Re: Are BPF programs preemptible?

Yaniv Agman <yanivagman@xxxxxxxxx> · Thu, 26 Jan 2023 08:59:42 +0200

‫בתאריך יום ה׳, 26 בינו׳ 2023 ב-4:22 מאת ‪Alexei Starovoitov‬‏
<‪alexei.starovoitov@xxxxxxxxx‬‏>:‬
>
> On Wed, Jan 25, 2023 at 11:59 AM Yaniv Agman <yanivagman@xxxxxxxxx> wrote:
> >
> > > Anyway back to preempt_disable(). Think of it as a giant spin_lock
> > > that covers the whole program. In preemptable kernels it hurts
> > > tail latency and fairness, and is completely unacceptable in RT.
> > > That's why we moved to migrate_disable.
> > > Technically we can add bpf_preempt_disable() kfunc, but if we do that
> > > we'll be back to square one. The issues with preemptions and RT
> > > will reappear. So let's figure out a different solution.
> > > Why not use a scratch buffer per program ?
> >
> > Totally understand the reason for avoiding preemption disable,
> > especially in RT kernels.
> > I believe the answer for why not to use a scratch buffer per program
> > will simply be memory space.
> > In our use-case, Tracee [1], we let the user choose whatever events to
> > trace for a specific workload.
> > This list of events is very big, and we have many BPF programs
> > attached to different places of the kernel.
> > Let's assume that we have 100 events, and for each event we have a
> > different BPF program.
> > Then having 32kb per-cpu scratch buffers translates to 3.2MB per one
> > cpu, and ~100MB per 32 CPUs, which is more common for our case.
>
> Well, 100 bpf progs consume at least a page each,
> so you might want one program attached to all events.
>

Unfortunately, I don't think that would be possible. We still need to
support kernels with 4096 instructions limit.
We may add some generic programs for events with simpler logic, but
even then, support for bpf cookies needed for such programs was only
added in more recent kernels.

> > Since we always add new events to Tracee, this will also not be scalable.
> > Yet, if there is no other solution, I believe we will go in that direction
> >
> > [1] https://github.com/aquasecurity/tracee/blob/main/pkg/ebpf/c/tracee.bpf.c
>
> you're talking about BPF_PERCPU_ARRAY(scratch_map, scratch_t, 1); ?
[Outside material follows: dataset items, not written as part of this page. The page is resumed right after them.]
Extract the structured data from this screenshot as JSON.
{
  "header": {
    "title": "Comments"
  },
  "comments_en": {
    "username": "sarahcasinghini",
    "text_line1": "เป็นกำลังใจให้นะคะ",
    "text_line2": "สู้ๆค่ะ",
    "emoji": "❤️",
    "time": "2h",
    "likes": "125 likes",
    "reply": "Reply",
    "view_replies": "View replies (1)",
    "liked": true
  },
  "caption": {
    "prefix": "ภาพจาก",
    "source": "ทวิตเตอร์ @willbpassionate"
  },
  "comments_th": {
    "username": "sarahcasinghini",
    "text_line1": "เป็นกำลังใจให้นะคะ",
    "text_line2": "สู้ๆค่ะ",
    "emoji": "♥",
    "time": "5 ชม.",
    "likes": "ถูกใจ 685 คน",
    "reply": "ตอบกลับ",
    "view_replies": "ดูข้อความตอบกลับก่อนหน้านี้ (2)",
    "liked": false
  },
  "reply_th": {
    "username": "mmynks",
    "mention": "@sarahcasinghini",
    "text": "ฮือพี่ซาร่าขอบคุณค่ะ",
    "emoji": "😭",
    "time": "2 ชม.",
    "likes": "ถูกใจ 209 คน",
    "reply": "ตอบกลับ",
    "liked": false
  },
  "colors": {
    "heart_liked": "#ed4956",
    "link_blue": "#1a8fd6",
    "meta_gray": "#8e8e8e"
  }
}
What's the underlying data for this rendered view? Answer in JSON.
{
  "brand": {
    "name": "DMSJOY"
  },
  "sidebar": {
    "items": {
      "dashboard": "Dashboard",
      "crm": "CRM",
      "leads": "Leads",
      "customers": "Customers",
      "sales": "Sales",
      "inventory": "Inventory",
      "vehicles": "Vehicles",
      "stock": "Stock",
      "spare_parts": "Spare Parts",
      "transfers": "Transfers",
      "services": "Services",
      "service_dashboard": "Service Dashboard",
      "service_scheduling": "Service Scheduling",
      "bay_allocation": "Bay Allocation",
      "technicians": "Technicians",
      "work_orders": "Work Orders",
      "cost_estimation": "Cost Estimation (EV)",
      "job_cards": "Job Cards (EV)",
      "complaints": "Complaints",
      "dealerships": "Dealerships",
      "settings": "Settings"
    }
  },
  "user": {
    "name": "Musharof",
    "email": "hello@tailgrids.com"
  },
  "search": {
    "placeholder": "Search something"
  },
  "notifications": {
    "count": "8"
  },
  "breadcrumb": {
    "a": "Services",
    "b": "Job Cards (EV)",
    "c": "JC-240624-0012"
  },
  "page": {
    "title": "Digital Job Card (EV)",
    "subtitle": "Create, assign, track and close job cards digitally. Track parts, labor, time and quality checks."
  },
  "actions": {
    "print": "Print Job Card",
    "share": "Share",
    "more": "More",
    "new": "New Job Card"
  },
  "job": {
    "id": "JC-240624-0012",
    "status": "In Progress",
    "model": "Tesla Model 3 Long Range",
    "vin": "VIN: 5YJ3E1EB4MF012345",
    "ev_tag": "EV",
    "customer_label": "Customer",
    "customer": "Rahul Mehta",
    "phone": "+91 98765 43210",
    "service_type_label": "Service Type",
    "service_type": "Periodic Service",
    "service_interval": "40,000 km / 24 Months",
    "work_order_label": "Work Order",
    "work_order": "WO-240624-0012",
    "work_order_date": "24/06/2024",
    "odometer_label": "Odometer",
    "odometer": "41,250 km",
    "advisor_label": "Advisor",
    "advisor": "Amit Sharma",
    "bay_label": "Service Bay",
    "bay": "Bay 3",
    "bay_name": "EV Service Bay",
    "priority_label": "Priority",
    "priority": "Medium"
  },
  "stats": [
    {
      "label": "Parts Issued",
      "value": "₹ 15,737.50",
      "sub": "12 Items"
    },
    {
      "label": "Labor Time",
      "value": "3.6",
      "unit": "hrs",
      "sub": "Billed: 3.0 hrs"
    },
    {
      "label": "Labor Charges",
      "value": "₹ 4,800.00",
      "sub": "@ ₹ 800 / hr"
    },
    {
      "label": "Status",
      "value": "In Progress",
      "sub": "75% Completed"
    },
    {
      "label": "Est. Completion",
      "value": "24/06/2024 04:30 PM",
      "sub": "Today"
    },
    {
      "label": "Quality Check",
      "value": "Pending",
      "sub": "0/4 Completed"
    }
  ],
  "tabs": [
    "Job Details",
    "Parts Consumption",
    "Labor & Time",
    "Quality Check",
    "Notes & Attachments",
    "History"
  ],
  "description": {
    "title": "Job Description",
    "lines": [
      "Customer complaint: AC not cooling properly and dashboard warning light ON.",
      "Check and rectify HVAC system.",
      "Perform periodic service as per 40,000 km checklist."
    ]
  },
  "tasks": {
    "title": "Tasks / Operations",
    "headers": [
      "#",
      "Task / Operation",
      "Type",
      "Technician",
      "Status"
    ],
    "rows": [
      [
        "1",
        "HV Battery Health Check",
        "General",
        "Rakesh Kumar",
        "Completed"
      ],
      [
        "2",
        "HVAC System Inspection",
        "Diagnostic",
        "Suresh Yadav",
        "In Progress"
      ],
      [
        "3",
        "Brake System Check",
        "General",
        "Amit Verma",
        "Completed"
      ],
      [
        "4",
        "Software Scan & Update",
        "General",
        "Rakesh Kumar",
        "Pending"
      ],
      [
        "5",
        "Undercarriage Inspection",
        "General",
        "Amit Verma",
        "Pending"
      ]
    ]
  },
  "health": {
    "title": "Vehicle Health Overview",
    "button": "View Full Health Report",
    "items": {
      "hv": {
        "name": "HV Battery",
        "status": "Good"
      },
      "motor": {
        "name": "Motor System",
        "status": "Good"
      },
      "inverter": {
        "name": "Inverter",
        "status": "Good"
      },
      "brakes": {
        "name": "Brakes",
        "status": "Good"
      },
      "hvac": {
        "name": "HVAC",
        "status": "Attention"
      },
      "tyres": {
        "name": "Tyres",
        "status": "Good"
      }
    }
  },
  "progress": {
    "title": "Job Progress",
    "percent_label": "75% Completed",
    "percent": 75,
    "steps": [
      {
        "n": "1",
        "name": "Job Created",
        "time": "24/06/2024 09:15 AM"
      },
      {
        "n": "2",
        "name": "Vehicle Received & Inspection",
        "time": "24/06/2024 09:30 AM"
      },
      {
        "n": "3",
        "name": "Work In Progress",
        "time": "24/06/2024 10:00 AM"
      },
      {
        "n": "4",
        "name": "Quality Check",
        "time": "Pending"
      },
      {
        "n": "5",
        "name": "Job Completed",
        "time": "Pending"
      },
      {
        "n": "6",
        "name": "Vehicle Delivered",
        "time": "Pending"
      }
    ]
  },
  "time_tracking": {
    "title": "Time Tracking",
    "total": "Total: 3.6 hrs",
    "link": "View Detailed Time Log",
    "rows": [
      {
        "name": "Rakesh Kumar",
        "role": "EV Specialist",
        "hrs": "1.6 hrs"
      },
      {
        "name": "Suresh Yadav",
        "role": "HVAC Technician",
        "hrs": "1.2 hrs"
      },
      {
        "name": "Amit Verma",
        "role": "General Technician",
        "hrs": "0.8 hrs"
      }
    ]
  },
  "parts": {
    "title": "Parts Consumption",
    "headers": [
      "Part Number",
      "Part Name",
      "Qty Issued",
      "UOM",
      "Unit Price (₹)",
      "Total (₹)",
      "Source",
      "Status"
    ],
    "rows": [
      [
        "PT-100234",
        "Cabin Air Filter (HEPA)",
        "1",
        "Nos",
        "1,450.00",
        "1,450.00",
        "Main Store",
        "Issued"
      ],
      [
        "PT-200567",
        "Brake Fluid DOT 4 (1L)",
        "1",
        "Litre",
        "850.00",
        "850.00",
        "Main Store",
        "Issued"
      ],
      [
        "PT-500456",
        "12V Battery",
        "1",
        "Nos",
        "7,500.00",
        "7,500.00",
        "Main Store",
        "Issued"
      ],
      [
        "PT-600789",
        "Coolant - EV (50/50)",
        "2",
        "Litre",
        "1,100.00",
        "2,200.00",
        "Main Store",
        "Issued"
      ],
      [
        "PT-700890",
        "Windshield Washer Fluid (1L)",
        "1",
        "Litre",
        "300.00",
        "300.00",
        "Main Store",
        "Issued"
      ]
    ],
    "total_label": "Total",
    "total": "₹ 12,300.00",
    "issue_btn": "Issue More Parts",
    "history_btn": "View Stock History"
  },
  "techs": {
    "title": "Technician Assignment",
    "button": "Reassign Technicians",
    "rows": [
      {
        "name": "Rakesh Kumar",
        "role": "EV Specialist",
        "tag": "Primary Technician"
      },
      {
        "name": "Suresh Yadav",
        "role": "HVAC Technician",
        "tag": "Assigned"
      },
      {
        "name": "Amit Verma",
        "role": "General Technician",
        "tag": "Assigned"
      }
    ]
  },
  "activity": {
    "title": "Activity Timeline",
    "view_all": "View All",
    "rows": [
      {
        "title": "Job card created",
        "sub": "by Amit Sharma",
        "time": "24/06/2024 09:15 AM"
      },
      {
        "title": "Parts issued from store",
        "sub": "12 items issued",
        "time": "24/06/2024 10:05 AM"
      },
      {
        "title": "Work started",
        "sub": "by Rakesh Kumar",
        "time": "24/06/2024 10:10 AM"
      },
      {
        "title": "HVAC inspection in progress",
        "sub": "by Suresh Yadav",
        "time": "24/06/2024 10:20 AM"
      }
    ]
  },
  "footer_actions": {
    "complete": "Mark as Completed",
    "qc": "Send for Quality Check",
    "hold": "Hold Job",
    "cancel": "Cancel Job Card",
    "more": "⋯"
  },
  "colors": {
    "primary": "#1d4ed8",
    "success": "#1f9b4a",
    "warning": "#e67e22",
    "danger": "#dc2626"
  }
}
We actually have 3 different percpu maps there shared between
different programs so we will have to take care of them all.

>
> Insead of scratch_map per program, use atomic per-cpu counter
> for recursion.
> You'll have 3 levels in the worst case.

Is it guaranteed that no more than 3 levels exist?
I suggested a similar solution with 2 levels at the beginning of this
thread, but Yonghong Song replied that there is no restriction on
this.

> So it will be:
> BPF_PERCPU_ARRAY(scratch_map, scratch_t, 3);
> On prog entry increment the recursion counter, on exit decrement.
> And use that particular scratch_t in the prog.

I'm just afraid of potential deadlocks. For sure we will need to
decrement the counter on each return path, but can it happen that a
bpf program crashes, leaving the counter non-zero? I know that's the
job of the verifier to make sure such things won't happen, but can we
be sure of that?